Andrés Manuel López Obrador (AMLO), presidente de México, escribió dos cartas, una dirigida al papa Francisco y la otra al rey Felipe VI de España, en ambas solicita que se pida perdón a los pueblos originarios por los abusos contra los derechos humanos cometidos durante la conquista. “Hubo matanzas, imposiciones. La llamada Conquista se hizo con la espada y con la cruz”, escribió AMLO. Mi primera impresión fue que la carta era un sinsentido, pero cobró significado al conocer que el Rey de España lamentó profundamente que se haya hecho pública la carta de AMLO. El rey se enojó o al menos se incomodó.

No pensé que esta carta fastidiara 500 años después a quienes conquistaron el continente americano. Muchas fueron las reacciones, desde la Vicepresidenta española, quien airada aseguró que el Rey “no tiene que pedir perdón a nadie”, hasta el escritor Arturo Pérez Reverte, quien, con la soberbia del colonizador, entre otras cosas dijo “que se disculpe él (López Obrador)”, y terminó con el improperio de “si este individuo se cree de verdad lo que dice, es un imbécil. Si no se lo cree, es un sinvergüenza”.

Nuestras vidas están regidas por un abrumador eurocentrismo que, por ejemplo, nos lleva a conocer mejor los nombres de los ríos de Francia, España o Italia que los de México, Colombia o Ecuador. Conocemos los nombres de las capitales de Europa, pero ignoramos casi por completo continentes enteros como África o Asia.

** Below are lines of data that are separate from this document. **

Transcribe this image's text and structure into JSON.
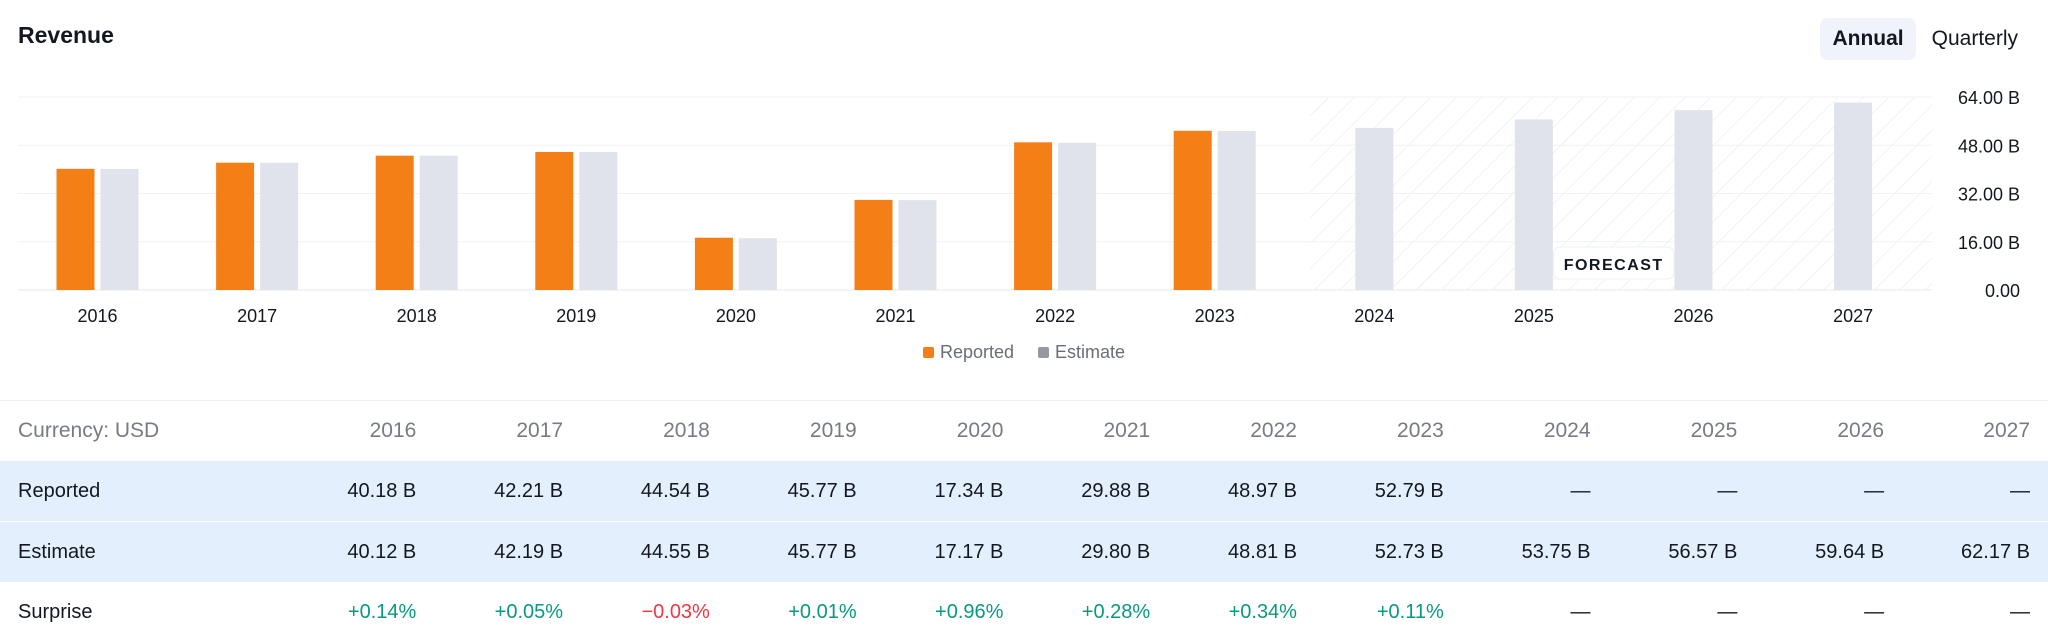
{
  "header": {
    "title": "Revenue",
    "period_options": [
      "Annual",
      "Quarterly"
    ],
    "active_period": "Annual"
  },
  "colors": {
    "reported": "#f57f17",
    "estimate": "#e0e3eb",
    "positive": "#089981",
    "negative": "#f23645"
  },
  "chart_data": {
    "type": "bar",
    "categories": [
      "2016",
      "2017",
      "2018",
      "2019",
      "2020",
      "2021",
      "2022",
      "2023",
      "2024",
      "2025",
      "2026",
      "2027"
    ],
    "series": [
      {
        "name": "Reported",
        "values": [
          40.18,
          42.21,
          44.54,
          45.77,
          17.34,
          29.88,
          48.97,
          52.79,
          null,
          null,
          null,
          null
        ]
      },
      {
        "name": "Estimate",
        "values": [
          40.12,
          42.19,
          44.55,
          45.77,
          17.17,
          29.8,
          48.81,
          52.73,
          53.75,
          56.57,
          59.64,
          62.17
        ]
      }
    ],
    "y_ticks": [
      "64.00 B",
      "48.00 B",
      "32.00 B",
      "16.00 B",
      "0.00"
    ],
    "ylim": [
      0,
      64
    ],
    "unit": "B",
    "forecast_label": "FORECAST",
    "forecast_from": "2024",
    "legend": [
      "Reported",
      "Estimate"
    ],
    "legend_position": "bottom-center",
    "grid": true
  },
  "table": {
    "currency_label": "Currency: USD",
    "years": [
      "2016",
      "2017",
      "2018",
      "2019",
      "2020",
      "2021",
      "2022",
      "2023",
      "2024",
      "2025",
      "2026",
      "2027"
    ],
    "rows": [
      {
        "label": "Reported",
        "highlight": true,
        "cells": [
          "40.18 B",
          "42.21 B",
          "44.54 B",
          "45.77 B",
          "17.34 B",
          "29.88 B",
          "48.97 B",
          "52.79 B",
          "—",
          "—",
          "—",
          "—"
        ]
      },
      {
        "label": "Estimate",
        "highlight": true,
        "cells": [
          "40.12 B",
          "42.19 B",
          "44.55 B",
          "45.77 B",
          "17.17 B",
          "29.80 B",
          "48.81 B",
          "52.73 B",
          "53.75 B",
          "56.57 B",
          "59.64 B",
          "62.17 B"
        ]
      },
      {
        "label": "Surprise",
        "highlight": false,
        "cells": [
          "+0.14%",
          "+0.05%",
          "−0.03%",
          "+0.01%",
          "+0.96%",
          "+0.28%",
          "+0.34%",
          "+0.11%",
          "—",
          "—",
          "—",
          "—"
        ]
      }
    ]
  }
}
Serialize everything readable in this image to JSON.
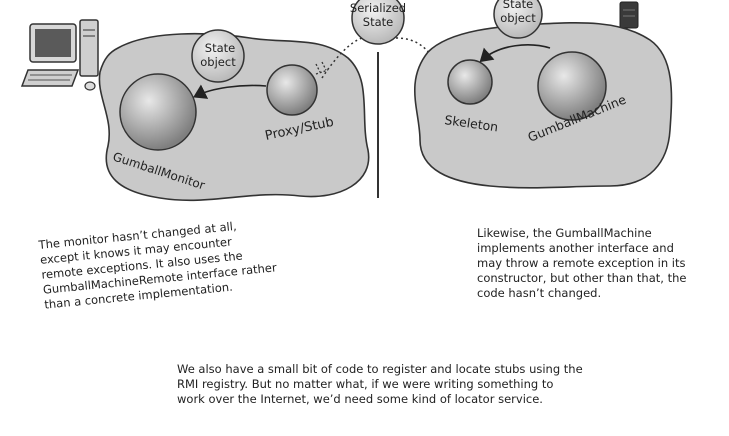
{
  "diagram": {
    "serialized_label": [
      "Serialized",
      "State"
    ],
    "client": {
      "state_label": [
        "State",
        "object"
      ],
      "monitor_label": "GumballMonitor",
      "proxy_label": "Proxy/Stub"
    },
    "server": {
      "state_label": [
        "State",
        "object"
      ],
      "skeleton_label": "Skeleton",
      "machine_label": "GumballMachine"
    }
  },
  "notes": {
    "left": [
      "The monitor hasn’t changed at all,",
      "except it knows it may encounter",
      "remote exceptions.  It also uses the",
      "GumballMachineRemote interface rather",
      "than a concrete implementation."
    ],
    "right": [
      "Likewise, the GumballMachine",
      "implements another interface and",
      "may throw a remote exception in its",
      "constructor, but other than that, the",
      "code hasn’t changed."
    ],
    "bottom": [
      "We also have a small bit of code to register and locate stubs using the",
      "RMI registry.  But no matter what, if we were writing something to",
      "work over the Internet, we’d need some kind of locator service."
    ]
  },
  "colors": {
    "blob_fill": "#c9c9c9",
    "sphere_fill": "#b0b0b0",
    "ink": "#222222"
  }
}
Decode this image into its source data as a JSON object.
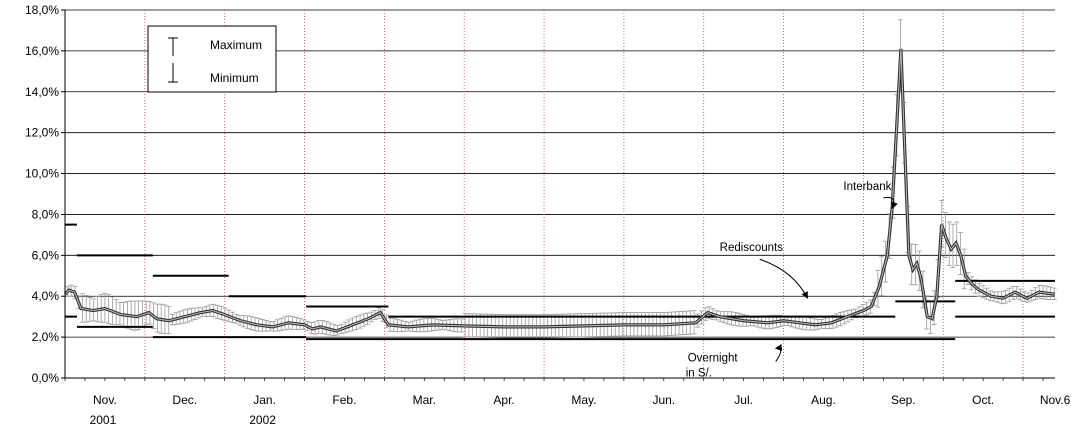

Educados en las directrices europeas, apenas vislumbramos lo grotescas que son las formalidades de la realeza, todavía vigente en el Viejo Continente.

El racismo y la discriminación no es un invento de los pueblos originarios, ni siquiera de las clases medias o altas latinoamericanas. Las raíces de esos males vienen precisamente de la época del coloniaje, cuando se instauró un debate para considerar si los indígenas eran seres humanos. Fue el papa Paulo III quien, mediante la bula Sublimis Deus de 1537, dio por sentado que los indios son seres humanos dotados de alma y razón. Que el Rey de España o el Papa pidan perdón no cambiará nuestro pensamiento colonizado, nuestra cotidianidad colonizada. Las reglas con las que desarrollamos nuestra vida, la comida, la educación de los hijos, el matrimonio, el enfoque de la salud, los deportes. Sin embargo, los cambios se dan cuando, de tanto en tanto, volvemos a repensarnos y a obrar con libertad.

Siempre sirven las provocaciones, como las del Presidente mexicano, para mirarnos, reconocernos, saber que es necesario establecer paradigmas propios, actuales, los que creamos más justos, más adecuados a nuestra realidad. Cada vez parece más ridículo que celebremos la Navidad con nieve cuando en el cono sur estamos en pleno verano.